When conducting an experiment, you randomly split the users into control and test groups. The control group continues to use the current version of the product while the test group receives the modified version (e.g., containing a new feature). With the groups being equal in everything except the version of the product, the only thing that can explain the difference in their behavior and the metrics that measure that behavior is the change you made in the product.
Say you’re examining a modification to a feature with the help of an experiment. You can easily compare the percentage of users in each test group who use feature after the change was made to evaluate its effectiveness. The same method is applicable to high-level engagement metrics like time spent per user or number of times a user opens an app.
However, not every company has the necessary infrastructure and/or the inhouse expertise to run experiments while avoiding mistakes and misconceptions in the process.
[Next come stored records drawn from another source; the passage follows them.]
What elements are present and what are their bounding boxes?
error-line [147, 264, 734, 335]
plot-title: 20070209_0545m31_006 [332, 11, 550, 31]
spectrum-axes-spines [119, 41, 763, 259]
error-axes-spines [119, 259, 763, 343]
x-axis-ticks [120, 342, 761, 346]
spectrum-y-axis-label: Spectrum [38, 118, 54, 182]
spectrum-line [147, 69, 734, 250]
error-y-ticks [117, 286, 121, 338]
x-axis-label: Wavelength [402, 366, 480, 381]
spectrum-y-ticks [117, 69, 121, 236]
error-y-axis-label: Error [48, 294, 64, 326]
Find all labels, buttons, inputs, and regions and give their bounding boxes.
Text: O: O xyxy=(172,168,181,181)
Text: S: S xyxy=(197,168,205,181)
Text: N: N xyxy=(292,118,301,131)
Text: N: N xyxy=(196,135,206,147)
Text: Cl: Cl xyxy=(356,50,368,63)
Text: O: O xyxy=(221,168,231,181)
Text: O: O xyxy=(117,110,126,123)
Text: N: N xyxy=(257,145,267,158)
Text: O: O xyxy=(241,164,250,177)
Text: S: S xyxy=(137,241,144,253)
If your company has all that, then I would definitely recommend conducting experiments to measure the impact of almost all major changes you make.
For example, at Facebook, almost every new feature is launched through experiment, However, the company has made huge investments into education and infrastructure that allows engineers to launch experiments easily.
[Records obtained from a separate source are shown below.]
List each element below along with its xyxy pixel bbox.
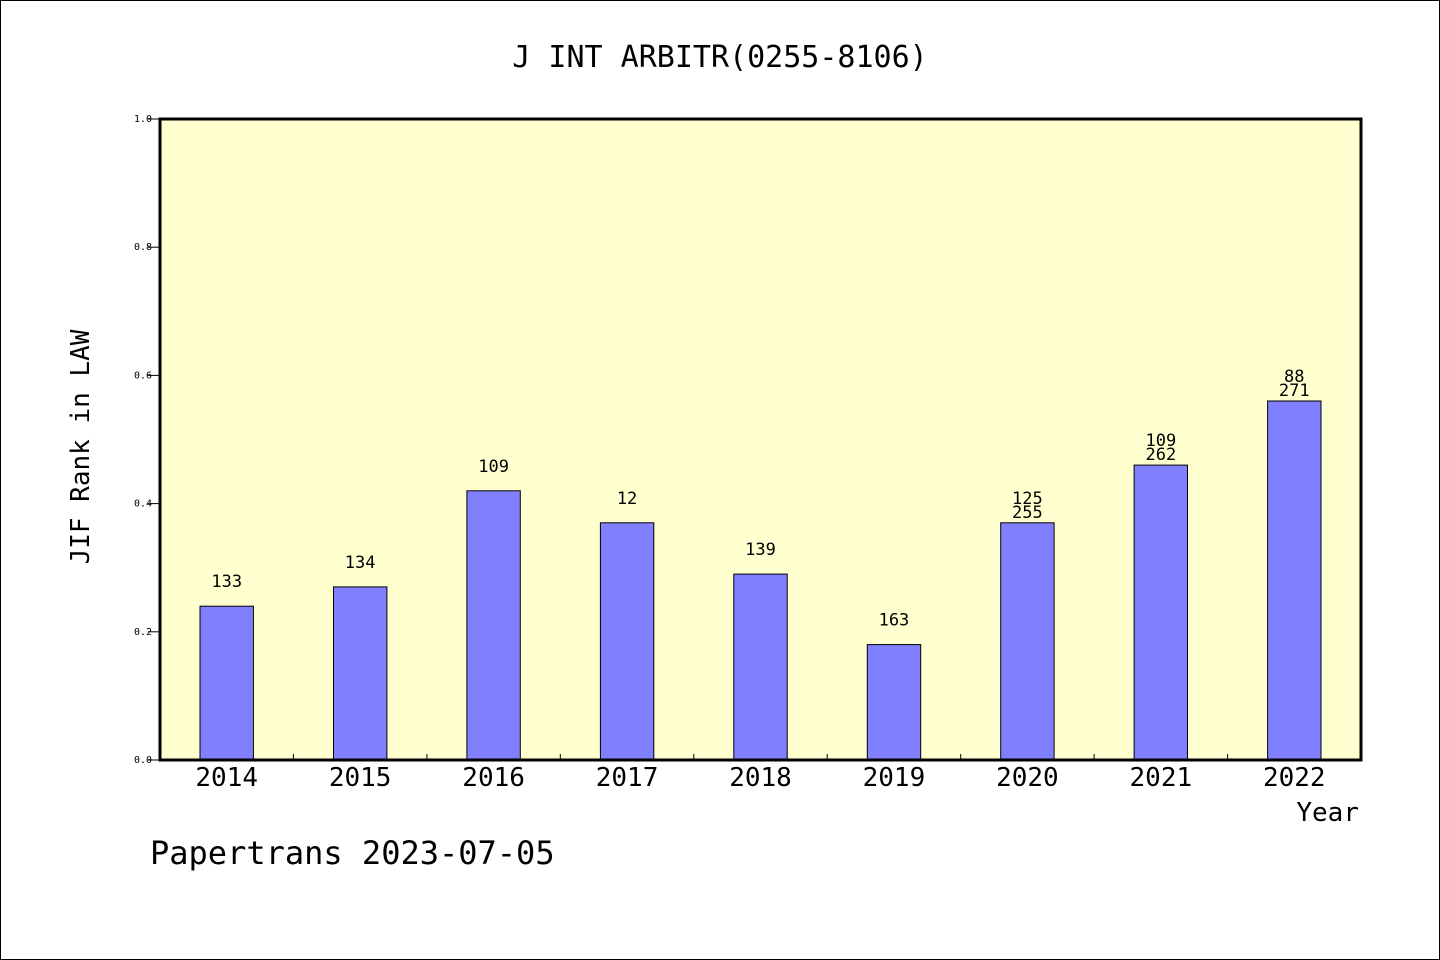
footer-text: Papertrans 2023-07-05 — [150, 834, 555, 872]
y-axis-ticks: 0.0 0.2 0.4 0.6 0.8 1.0 — [134, 114, 160, 766]
bar-value-label-2017: 12 — [617, 489, 637, 509]
x-tick-label-2017: 2017 — [596, 763, 659, 793]
bar-value-label-2018: 139 — [745, 540, 776, 560]
x-tick-label-2020: 2020 — [996, 763, 1059, 793]
bar-2019 — [866, 644, 922, 761]
bar-value-label-2019: 163 — [879, 611, 910, 631]
chart-title: J INT ARBITR(0255-8106) — [512, 40, 927, 75]
bar-2015 — [333, 586, 388, 761]
y-tick-label-5: 1.0 — [134, 114, 152, 125]
bar-value-label-2021-1: 109 — [1145, 431, 1176, 451]
y-tick-label-1: 0.2 — [134, 627, 152, 638]
x-tick-label-2019: 2019 — [863, 763, 926, 793]
y-tick-label-3: 0.6 — [134, 370, 152, 381]
bar-value-label-2022-2: 271 — [1279, 381, 1310, 401]
x-axis-label: Year — [1296, 798, 1359, 828]
bar-value-label-2020-2: 255 — [1012, 503, 1043, 523]
x-tick-label-2016: 2016 — [462, 763, 525, 793]
bars-group — [199, 400, 1322, 761]
bar-value-label-2016: 109 — [478, 457, 509, 477]
x-tick-label-2015: 2015 — [329, 763, 392, 793]
bar-value-label-2022-1: 88 — [1284, 367, 1304, 387]
bar-2018 — [733, 573, 788, 761]
bar-2017 — [599, 522, 655, 761]
bar-value-label-2021-2: 262 — [1145, 445, 1176, 465]
y-tick-label-2: 0.4 — [134, 499, 152, 510]
x-axis-ticks: 2014 2015 2016 2017 2018 2019 2020 2021 2022 — [195, 754, 1326, 793]
bar-2020 — [1000, 522, 1055, 761]
y-axis-label: JIF Rank in LAW — [66, 329, 96, 564]
x-tick-label-2018: 2018 — [729, 763, 792, 793]
bar-value-label-2014: 133 — [211, 572, 242, 592]
bar-2021 — [1133, 464, 1188, 761]
y-tick-label-4: 0.8 — [134, 242, 152, 253]
bar-value-label-2020-1: 125 — [1012, 489, 1043, 509]
x-tick-label-2021: 2021 — [1130, 763, 1193, 793]
bar-2022 — [1267, 400, 1322, 761]
x-tick-label-2022: 2022 — [1263, 763, 1326, 793]
bar-value-label-2015: 134 — [345, 553, 376, 573]
bar-2016 — [466, 490, 521, 761]
y-tick-label-0: 0.0 — [134, 755, 152, 766]
plot-frame — [158, 117, 1363, 762]
x-tick-label-2014: 2014 — [195, 763, 258, 793]
bar-2014 — [199, 605, 254, 761]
On the continuous iteration of the platform, Facebook CEO Mark Zuckerberg says, “At any given point in time, there isn’t just one version of Facebook running, there are probably 10,000. Any engineer at the company can decide they want to test something. There are some rules on sensitive things but in general an engineer can test something.”
Another approach to measuring the engagement of your product, which solves the problems discussed above, is cohort analysis. The idea of using cohort analysis for measuring engagement is simple: You assemble two cohorts of new users who experienced different versions of your product and compare their metrics. This approach is similar to experimenting, but you do not split users randomly into groups – you choose groups of new users that came in different periods of time and consequently experienced different versions of the product.
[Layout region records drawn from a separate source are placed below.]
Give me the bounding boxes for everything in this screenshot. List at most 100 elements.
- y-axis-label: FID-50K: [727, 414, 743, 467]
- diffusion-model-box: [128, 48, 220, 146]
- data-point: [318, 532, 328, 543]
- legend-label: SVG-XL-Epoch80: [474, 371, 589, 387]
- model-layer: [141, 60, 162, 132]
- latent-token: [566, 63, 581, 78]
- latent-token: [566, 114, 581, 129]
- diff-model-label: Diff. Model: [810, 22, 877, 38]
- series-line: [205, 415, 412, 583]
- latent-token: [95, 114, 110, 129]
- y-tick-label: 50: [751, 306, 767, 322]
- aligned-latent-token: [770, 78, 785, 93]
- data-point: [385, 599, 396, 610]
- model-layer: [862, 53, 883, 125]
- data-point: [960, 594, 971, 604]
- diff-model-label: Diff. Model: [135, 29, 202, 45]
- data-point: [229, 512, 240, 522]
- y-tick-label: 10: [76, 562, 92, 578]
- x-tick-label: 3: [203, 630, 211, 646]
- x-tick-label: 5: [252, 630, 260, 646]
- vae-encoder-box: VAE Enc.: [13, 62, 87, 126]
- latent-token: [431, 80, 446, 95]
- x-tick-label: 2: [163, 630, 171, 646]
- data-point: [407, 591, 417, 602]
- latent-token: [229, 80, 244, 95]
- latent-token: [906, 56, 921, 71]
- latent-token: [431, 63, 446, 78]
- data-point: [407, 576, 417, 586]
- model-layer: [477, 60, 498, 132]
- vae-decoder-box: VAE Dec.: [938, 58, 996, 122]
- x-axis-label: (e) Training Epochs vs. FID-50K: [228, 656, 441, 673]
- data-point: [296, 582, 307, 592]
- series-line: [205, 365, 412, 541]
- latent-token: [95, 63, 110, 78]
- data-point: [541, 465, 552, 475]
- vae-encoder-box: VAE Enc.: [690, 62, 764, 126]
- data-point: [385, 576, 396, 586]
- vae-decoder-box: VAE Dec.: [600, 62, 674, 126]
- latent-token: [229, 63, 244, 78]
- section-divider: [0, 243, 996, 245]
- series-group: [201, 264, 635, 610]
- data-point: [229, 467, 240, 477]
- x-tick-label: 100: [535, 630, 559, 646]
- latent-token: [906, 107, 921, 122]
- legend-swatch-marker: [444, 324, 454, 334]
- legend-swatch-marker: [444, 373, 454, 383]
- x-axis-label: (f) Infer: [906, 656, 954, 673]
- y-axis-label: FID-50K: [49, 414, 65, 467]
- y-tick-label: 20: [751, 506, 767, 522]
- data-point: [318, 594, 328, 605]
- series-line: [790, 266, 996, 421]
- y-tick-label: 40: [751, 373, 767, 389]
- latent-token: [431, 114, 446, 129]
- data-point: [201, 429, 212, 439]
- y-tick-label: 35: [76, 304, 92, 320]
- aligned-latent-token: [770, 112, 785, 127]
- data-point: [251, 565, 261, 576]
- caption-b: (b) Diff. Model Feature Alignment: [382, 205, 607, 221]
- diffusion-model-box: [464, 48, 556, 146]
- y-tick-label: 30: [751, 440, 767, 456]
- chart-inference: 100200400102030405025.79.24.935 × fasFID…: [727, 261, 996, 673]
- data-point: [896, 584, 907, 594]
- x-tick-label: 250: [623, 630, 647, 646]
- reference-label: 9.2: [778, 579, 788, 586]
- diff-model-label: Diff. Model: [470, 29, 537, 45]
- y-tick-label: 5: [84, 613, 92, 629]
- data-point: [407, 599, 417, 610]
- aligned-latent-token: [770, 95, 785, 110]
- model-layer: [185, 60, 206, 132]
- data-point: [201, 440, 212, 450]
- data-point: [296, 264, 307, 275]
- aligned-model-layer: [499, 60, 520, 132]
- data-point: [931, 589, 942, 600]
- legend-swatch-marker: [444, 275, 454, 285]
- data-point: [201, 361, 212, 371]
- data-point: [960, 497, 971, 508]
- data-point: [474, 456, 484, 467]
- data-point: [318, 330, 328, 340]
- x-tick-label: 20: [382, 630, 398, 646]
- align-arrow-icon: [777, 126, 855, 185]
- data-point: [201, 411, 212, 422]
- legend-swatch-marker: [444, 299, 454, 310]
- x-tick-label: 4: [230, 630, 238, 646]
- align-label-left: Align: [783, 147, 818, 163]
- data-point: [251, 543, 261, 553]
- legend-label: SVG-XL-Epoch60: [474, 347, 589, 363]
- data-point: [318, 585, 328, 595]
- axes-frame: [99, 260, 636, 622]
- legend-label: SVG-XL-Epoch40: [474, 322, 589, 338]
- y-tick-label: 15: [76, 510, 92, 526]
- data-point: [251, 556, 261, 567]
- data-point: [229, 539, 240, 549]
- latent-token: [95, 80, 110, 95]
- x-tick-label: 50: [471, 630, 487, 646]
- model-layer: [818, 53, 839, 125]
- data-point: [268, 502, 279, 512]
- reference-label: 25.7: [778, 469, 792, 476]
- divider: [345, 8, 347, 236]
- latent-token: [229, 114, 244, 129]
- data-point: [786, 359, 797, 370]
Cohort analysis does not depend much on the infrastructure and expertise you need to run experiments and is more easily accessible. But measuring engagement using cohort analysis also has its downsides. You have to put effort into controlling for the fact that cohorts have identical characteristics, which is not easy and, to be honest, not always possible. You should also keep in mind the potential impact of seasonal and other factors, which is not always easy to do.
Does it make sense to use metrics with the active audience as the denominator?
Yes, it does. But be careful.
We discussed how the structure of the daily audience can change. So keep in mind that changes in these metrics might relate to both the product and the structure of the active audience.
In some cases, the use of metrics with an active audience in the denominator will help you quickly understand how changes to the product have affected users. This is especially true if these changes involve product features that users employ long after they start using an app. In this case, waiting for new users to reach this stage of product use takes a very long time, and it makes sense to factor in metrics with an active audience in the denominator. This allows you to quickly learn about the impact of any change. However, you should be very careful when drawing conclusions based on such metrics.
One of the ways to minimize the negative effects is, for example, to use the cohort of users who joined the product more than six months ago. This cohort will most likely be stable and won’t be subject to significant changes in terms of mix of daily audience. By filtering to only examine these users, you remove most of the possible problems and can evaluate changes to metrics with more confidence.